We will be using the `startswith` method to find these posts and sort them into separate lists.

We first loop through our data set:

1. We save the title at index 1 to the variable `title`
2. We then set `title` to lowercase using `title.lower()`
3. We then check, if `title` starts with either `ask hn`, `show hn`, or `neither`, and append them to their respective lists.
4. We then print the length of each list.

In [3]:
# We create three lists: ask_posts, show_posts, other_posts
ask_posts = []
show_posts = []
other_posts = []

# We loop through the data set to filter our posts
for row in hn:
    title = row[1]
    title = title.lower()
    
    # If title starts with 'ask hn', append to ask_posts
    if title.startswith('ask hn'):
        ask_posts.append(row)
    # elif title starts with 'show hn', append to show_posts
    elif title.startswith('show hn'):
        show_posts.append(row)
    # else append title to other_posts
    else:
        other_posts.append(row)
        
print('Total Ask HN Posts: ', len(ask_posts))
print('Total Show HN Posts: ', len(show_posts))
print('Total Other Posts: ', len(other_posts))

Total Ask HN Posts:  9139
Total Show HN Posts:  10158
Total Other Posts:  273822


# Calculating Average Comments for 'Ask HN' and 'Show HN' Posts
Now that we have our posts sorted by `Ask HN` and `Show HN`, we can calculate the average number of comments for each type of post.

In [4]:
# Total number of comments on either posts
total_ask_comments = 0
total_show_comments = 0

# Loop for ask_posts
for comments in ask_posts:
    num_comments = int(comments[4])
    total_ask_comments += num_comments
    
# Loop for show_posts
for comments in show_posts:
    num_comments = int(comments[4])
    total_show_comments += num_comments
    
# Calculate average comments for ask_posts
avg_ask_comments = total_ask_comments / len(ask_posts)

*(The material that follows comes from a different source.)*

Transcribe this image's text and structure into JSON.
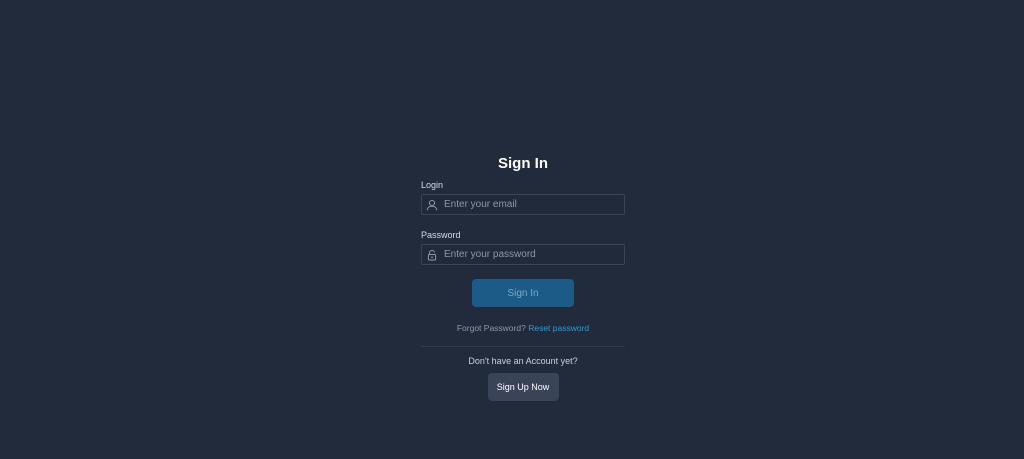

# Calculate average comments for show_posts
avg_show_comments = total_show_comments / len(show_posts)

# Print both averages
print('Average Number of Comments for ask_posts: ', round(avg_ask_comments, 2))
print('Average Number of Comments for show_posts: ', round(avg_show_comments, 2))

Average Number of Comments for ask_posts:  10.39
Average Number of Comments for show_posts:  4.89


The avereage number of comments for `ask_posts` is `10.39`.

The average number of comments for `show_posts` is `4.89`.

It can be inferred that posts starting with `Ask HN` have a higher average number of comments than posts starting with `Show HN`.